The zero-day initiative is a program that rewards security researchers for disclosing vulnerabilities rather than selling them on the black market. Its aim is to create a community of vulnerability researchers who discover software problems before hackers do. In addition, organizations also offer bug bounty programs that compensate individuals for reporting vulnerabilities to them.
How To Reduce Zero-Day Vulnerability
To remain vigilant against the threat of zero-day attacks, businesses must have a strategy in place.
Being proactive and staying informed on the latest risks in the threat landscape is a vital first step in preventing zero-day attacks. This includes deploying comprehensive security software that will block known and unknown threats. It also includes employees practicing safe and secure online habits and configuring security settings for their browsers and systems. The Fortinet FortiGuard Labs team is committed to discovering new and emerging threats and delivering instant protection to Fortinet solutions before such threats pose a security problem for organizations.
Perform System Updates
Ensuring systems are up to date is crucial to protecting a business from the risk of zero-day attacks.

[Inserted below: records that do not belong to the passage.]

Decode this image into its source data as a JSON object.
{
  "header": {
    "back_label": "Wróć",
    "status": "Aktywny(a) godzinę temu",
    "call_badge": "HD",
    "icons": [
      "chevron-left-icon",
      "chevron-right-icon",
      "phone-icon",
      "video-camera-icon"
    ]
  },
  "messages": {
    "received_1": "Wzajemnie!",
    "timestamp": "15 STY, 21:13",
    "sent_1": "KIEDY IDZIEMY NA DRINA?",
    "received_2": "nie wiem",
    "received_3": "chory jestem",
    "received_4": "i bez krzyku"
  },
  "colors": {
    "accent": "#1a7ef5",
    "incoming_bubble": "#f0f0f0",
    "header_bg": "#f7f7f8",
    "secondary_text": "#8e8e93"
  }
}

This includes having the latest features installed, removing outdated or defunct features, updating drivers, fixing bugs, and filling potential holes in security.
Use A Next-Generation Firewall
Traditional antivirus software cannot effectively protect businesses from zero-day threats. Instead, businesses need to look for solutions that block unknown zero-day malware. The Fortinet NGFW does this by combining deeper inspection capabilities that identify advanced attacks, malware, and threats. It not only blocks malware but also provides the flexibility to evolve with the threat landscape and keep organizations’ networks secure as new threats emerge.